2. Hearing at Los Angeles City Council
December 14th,
Wednesday 10:00am
Room 340, City Hall, 200 N. Spring Street, Los Angeles.

The Foundation would like to take this opportunity to thank all involved in the effort to preserve the Goldstein Office. We direct special thanks to James Goldstein who commissioned and built this great architectural work which has now been saved from being destroyed.

We look forward to seeing some of you at the upcoming hearings.

Thank you for your past and future support.

Best regards,

Christopher Carr
Vice President

PRESS RELEASE

Date: September 8, 2005
For Release: Immediately
Contact: Christopher Carr (323) 668-2225

City of Los Angeles Cultural-Heritage Commission takes Architect John Lautner’s Goldstein Office in Century City under consideration for City Cultural-Heritage Monument status at Wednesday, September 7, 2005 Hearing.

The 850 square foot office space John Lautner designed for James Goldstein on the 20th Floor of the 10100 Santa Monica Blvd. building is the only remaining pristine commercial work designed by Lautner. The Commission will tour the site and make a final decision regarding monument status in October.

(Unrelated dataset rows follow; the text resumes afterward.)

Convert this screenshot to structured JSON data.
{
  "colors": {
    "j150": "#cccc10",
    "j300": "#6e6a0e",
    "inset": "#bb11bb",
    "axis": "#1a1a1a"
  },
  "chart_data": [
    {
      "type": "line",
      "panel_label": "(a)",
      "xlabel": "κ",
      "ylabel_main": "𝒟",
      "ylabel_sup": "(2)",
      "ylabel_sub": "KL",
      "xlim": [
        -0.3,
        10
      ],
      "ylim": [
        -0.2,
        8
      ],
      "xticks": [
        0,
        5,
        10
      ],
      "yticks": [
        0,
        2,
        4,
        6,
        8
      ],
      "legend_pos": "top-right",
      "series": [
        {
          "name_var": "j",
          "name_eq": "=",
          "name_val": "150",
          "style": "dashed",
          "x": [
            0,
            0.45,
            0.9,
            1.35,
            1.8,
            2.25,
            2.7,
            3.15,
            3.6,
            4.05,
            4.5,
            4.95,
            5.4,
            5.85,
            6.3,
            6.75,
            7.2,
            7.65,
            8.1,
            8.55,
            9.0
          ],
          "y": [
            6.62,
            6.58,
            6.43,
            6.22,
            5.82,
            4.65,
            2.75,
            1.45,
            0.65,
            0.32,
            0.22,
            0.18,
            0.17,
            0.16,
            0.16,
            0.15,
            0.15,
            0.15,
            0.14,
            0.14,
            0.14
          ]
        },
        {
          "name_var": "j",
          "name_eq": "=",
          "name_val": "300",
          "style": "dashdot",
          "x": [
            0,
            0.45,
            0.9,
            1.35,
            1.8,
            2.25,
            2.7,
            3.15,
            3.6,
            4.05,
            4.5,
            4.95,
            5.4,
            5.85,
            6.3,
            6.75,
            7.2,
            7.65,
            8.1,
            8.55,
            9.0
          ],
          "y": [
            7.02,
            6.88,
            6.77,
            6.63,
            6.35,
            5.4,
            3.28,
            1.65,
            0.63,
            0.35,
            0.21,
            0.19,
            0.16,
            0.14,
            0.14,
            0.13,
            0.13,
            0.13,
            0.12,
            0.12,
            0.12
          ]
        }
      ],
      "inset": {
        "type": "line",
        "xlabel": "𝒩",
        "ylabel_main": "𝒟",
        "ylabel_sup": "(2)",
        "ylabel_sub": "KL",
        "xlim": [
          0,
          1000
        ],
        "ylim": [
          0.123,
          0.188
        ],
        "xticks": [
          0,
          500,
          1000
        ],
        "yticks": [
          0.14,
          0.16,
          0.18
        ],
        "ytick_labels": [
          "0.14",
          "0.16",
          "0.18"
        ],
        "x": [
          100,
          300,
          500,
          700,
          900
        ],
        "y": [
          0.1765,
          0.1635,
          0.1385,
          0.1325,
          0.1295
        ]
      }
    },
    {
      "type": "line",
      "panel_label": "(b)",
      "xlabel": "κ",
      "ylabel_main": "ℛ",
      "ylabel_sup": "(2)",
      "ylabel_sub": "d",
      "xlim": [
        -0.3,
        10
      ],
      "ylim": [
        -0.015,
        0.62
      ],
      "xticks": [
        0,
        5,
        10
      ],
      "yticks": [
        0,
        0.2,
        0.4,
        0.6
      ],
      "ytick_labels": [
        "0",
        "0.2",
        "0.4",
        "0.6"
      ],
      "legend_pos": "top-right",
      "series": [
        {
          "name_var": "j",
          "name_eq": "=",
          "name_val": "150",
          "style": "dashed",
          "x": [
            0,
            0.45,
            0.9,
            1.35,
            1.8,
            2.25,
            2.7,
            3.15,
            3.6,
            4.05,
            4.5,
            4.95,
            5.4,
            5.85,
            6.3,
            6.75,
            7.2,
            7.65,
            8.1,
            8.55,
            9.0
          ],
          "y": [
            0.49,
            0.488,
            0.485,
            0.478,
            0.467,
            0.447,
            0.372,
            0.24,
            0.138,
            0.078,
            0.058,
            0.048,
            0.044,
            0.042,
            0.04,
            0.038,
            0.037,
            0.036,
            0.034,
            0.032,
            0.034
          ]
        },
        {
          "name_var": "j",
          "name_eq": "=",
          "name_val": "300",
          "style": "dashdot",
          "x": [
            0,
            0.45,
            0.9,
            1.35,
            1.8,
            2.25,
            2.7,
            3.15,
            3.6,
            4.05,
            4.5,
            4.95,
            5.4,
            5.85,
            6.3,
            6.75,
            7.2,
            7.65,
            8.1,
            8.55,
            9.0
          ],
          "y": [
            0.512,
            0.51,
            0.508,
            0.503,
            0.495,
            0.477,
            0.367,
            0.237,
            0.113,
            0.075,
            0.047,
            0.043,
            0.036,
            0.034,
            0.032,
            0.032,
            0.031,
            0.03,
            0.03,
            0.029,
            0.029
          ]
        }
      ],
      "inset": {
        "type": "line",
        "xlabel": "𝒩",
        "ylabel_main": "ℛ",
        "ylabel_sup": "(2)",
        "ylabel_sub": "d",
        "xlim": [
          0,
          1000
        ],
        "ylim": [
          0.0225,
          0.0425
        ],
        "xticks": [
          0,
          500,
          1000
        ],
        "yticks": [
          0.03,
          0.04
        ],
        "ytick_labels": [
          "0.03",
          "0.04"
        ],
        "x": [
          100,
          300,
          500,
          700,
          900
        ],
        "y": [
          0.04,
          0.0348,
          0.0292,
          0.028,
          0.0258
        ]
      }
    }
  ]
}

Goldstein’s lease expires at the end of September, and the law firm of Loeb & Loeb plans to gut the entire floor in preparing to add the floor to their existing three floors within the building. The challenge is for Loeb & Loeb and the building owner to incorporate the culturally significant space as a conference room on that floor.

It is essential to preserve the work of one of America’s great architects, an apprentice of Frank Lloyd Wright, who, using Wright’s principals of organic architecture, established his own powerful expressive architecture integrating nature, space, according to Duncan Nicholson, spokesperson for The John Lautner Foundation.

Author Michael Webb, after visiting the office, said, “I know and love the best of Lautner’s architecture and this is a signature work in impeccable condition. The rectangular box is completely transformed by a folded roof plane of wood, and folded wall planes of brushed copper, glass and black slate. It’s a unique habitable sculpture.”

The John Lautner Foundation, in filing the application for city Cultural-Heritage Monument status, will continue to try to educate the new tenant and building owners of the importance of keeping intact this work of John Lautner’s, a masterpiece of the 20th Century, rather then destroying it.